On 24 Nov 2015, at 14:54, David Jones wrote:
From: Bill Cole <sausers-20150...@billmail.scconsult.com>
Sent: Tuesday, November 24, 2015 1:41 PM
To: users@spamassassin.apache.org
Subject: Re: question re/ RDNS_NONE
On 24 Nov 2015, at 13:47, David Jones wrote:
Could this be dependent on the MTA used? I am using Postfix
which puts in Received headers like this:
Received: from econnect.dmsgs.com (unknown [8.224.216.57])
That IP has a PTR record but it doesn't match the SMTP HELO of
econnect.dmsgs.com so Postfix is putting in the 'unknown' causing
the RDNS_NONE hit on more than just no rDNS.
Incorrect. The HELO name (econnect.dmsgs.com) is not involved at all
in
why Postfix puts 'unknown' inside the parentheses.
Thank you for that clarification. However what you describe below
is one part of FCrDNS (a.k.a full circle DNS) check. The second part
would be the PTR record matching the SMTP HELO.
Where is the code or rule in SpamAssassin which performs that check?
In Postfix there is no such check that I am aware of, either by default
or with any of the optional smtpd_helo_restrictions settings. Can you
point to it in the Postfix docs?

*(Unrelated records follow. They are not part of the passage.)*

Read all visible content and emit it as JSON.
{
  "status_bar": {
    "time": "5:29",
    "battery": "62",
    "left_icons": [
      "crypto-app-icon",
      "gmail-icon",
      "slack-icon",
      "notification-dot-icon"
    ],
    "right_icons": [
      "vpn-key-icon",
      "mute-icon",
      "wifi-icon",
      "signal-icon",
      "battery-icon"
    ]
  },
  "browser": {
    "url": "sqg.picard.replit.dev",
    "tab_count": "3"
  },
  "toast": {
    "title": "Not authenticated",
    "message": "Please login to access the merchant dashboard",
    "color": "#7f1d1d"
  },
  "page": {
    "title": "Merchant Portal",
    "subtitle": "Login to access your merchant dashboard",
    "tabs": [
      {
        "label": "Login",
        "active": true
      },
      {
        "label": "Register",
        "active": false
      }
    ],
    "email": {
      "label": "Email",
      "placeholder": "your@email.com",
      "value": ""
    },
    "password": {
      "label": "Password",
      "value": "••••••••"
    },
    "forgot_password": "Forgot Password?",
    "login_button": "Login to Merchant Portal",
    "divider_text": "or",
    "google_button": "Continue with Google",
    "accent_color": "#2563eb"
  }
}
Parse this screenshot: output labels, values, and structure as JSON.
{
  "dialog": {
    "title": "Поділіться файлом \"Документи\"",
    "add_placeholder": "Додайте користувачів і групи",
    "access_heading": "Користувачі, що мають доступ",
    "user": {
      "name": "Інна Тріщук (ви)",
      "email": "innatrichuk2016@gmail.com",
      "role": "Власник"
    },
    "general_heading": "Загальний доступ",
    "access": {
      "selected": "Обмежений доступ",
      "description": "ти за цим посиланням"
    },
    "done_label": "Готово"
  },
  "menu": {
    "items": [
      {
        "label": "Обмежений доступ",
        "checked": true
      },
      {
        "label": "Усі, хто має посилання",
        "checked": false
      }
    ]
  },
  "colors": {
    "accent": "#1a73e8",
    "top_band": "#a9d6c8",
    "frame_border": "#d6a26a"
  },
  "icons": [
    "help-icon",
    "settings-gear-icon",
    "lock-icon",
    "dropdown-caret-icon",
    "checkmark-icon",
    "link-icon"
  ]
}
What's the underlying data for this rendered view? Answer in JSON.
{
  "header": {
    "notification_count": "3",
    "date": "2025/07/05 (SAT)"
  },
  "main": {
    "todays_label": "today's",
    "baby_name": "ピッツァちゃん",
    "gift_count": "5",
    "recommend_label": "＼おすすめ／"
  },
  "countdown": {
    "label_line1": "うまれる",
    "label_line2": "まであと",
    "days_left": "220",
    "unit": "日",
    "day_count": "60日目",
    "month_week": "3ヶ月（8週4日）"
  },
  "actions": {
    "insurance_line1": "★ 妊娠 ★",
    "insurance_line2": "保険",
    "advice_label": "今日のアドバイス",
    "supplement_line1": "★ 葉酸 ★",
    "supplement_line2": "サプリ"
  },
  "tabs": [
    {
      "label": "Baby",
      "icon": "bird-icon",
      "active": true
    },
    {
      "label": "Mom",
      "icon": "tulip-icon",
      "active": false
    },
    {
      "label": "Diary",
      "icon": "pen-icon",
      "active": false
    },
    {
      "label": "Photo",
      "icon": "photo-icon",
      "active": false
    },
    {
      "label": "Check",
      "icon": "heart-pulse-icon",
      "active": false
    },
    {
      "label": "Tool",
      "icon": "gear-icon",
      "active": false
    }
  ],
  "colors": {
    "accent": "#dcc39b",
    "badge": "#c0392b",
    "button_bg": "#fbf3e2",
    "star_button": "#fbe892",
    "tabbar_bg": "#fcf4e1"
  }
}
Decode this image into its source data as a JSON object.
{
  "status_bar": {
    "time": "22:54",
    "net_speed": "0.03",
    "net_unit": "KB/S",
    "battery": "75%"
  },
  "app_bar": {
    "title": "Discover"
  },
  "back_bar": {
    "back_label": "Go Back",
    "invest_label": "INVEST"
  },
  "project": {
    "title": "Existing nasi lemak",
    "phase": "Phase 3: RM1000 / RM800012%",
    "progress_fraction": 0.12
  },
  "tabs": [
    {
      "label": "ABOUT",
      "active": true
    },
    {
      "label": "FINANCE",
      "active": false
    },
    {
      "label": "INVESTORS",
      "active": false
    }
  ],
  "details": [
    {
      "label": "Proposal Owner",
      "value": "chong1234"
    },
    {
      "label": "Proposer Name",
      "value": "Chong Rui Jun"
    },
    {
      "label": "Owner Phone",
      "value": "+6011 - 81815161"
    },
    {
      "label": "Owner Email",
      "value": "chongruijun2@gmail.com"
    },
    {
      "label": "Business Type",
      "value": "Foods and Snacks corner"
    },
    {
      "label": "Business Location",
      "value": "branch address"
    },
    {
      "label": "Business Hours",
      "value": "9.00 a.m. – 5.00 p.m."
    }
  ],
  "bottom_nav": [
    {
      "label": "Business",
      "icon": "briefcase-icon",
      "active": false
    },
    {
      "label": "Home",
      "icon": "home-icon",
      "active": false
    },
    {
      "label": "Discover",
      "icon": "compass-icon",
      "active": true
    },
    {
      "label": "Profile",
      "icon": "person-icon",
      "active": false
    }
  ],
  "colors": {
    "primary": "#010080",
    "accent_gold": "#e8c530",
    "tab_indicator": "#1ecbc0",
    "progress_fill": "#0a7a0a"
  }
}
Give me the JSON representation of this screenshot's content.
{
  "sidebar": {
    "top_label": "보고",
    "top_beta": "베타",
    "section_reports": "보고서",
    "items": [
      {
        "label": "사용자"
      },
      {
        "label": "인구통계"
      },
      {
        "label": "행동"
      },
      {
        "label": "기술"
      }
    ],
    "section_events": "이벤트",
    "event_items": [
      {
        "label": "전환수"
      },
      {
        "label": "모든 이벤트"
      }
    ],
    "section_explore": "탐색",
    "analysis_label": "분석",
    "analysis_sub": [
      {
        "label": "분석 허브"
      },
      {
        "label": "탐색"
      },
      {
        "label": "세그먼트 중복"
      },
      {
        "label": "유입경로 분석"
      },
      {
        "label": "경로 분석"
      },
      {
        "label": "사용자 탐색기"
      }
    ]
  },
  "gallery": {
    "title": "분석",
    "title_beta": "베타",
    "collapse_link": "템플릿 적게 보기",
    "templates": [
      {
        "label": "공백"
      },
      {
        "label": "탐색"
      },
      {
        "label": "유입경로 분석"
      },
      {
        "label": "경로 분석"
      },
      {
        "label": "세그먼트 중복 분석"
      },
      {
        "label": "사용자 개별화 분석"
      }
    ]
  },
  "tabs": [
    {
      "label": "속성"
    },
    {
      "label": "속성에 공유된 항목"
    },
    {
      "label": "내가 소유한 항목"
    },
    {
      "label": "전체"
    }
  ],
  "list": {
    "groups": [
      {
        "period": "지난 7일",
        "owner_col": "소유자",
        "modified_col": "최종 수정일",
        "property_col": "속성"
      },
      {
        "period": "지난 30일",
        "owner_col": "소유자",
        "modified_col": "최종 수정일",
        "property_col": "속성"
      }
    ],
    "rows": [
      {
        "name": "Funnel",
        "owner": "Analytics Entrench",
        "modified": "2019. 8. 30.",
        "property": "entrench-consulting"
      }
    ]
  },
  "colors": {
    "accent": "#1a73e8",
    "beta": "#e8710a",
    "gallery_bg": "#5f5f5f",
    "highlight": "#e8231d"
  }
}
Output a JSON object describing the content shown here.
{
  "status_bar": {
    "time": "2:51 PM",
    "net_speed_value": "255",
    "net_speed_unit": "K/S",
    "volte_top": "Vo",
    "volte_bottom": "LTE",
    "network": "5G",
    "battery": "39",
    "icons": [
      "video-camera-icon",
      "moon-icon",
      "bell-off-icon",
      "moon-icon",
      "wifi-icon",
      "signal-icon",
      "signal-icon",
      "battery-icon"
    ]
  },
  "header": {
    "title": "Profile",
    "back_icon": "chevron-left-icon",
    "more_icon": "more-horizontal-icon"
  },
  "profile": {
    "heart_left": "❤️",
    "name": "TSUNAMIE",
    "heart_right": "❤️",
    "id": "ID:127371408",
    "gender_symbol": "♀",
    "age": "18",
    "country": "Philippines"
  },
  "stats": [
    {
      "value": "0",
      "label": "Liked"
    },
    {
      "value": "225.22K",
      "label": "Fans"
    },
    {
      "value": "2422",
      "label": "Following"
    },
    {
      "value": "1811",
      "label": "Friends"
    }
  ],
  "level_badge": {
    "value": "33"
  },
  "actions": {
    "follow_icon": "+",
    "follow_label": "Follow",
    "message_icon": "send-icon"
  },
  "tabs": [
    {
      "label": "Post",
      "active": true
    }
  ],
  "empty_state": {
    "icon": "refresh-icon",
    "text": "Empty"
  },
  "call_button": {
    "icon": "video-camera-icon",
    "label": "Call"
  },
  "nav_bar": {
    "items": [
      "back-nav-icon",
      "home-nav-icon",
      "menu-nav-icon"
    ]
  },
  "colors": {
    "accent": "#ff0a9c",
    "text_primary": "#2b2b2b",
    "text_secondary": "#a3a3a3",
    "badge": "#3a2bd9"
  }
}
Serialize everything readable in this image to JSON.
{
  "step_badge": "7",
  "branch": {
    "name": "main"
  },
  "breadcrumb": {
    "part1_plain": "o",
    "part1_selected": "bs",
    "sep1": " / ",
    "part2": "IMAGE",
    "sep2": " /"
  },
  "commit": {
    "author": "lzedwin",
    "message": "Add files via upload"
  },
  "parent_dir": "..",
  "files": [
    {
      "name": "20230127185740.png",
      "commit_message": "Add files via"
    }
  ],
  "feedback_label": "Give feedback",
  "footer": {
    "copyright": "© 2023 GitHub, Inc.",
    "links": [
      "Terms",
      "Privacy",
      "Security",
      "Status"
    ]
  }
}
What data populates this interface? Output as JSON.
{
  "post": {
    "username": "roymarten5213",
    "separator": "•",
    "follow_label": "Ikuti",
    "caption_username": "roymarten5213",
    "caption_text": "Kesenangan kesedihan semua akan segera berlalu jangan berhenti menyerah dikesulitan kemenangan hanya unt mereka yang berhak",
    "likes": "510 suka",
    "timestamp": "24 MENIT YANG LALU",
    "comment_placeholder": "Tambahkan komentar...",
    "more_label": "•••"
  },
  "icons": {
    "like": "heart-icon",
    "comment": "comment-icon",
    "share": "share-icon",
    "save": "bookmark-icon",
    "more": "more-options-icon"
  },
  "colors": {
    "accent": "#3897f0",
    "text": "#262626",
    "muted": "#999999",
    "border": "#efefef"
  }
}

What you describe is NOT part of the
optional "reject_unknown_helo_hostname", which only requires a resolving
HELO name.
So this still means
that the RDNS_NONE check is more than just a missing PTR record
when using Postfix.
No PTR at all OR (as in the case you cited) a PTR to a name which
doesn't resolve back to the IP will (if you allow Postfix to accept mail
from such mismanaged machines) result in "unknown" being used where
otherwise a correct hostname would go: inside parentheses, before the
brackets-enclosed IP. The HELO name, *WHATEVER IT IS* is put right
after the word 'from' before the parentheses.
NOTE: I have just now tested that I can give Postfix (with
reject_unknown_helo_hostname not enabled) a fully-qualified HELO name
that has no A or one with an A resolving to 192.0.2.1 (and therefore: no
PTR) and in both cases Postfix neither logs anything about the "bad"
name nor indicates any DNS discrepancy in its Received header.
SpamAssassin's hits on the messages I sent myself that way include no
rules involving DNS or HELO names.
Apart from whether Postfix or SA actually can be made to compare the
result of a client IP PTR resolution to the HELO name or of a HELO A
result to the client IP, such verification is operationally worthless.
There are far too many innocently misconfigured MTAs claiming to be
localhost.localdomain or exchange01.local or whatever other default name
is the flavor of the month to arbitrarily ignore RFC5321 and send them
away. It generally IS safe to require that a HELO name be syntactically
valid and not match a few patterns chronically used by spambots but
unless you're fond of maintaining whitelists or of teaching users and a
particularly dense sub-population of admins about wise DNS hygiene,
validating HELO names tightly is wasted effort.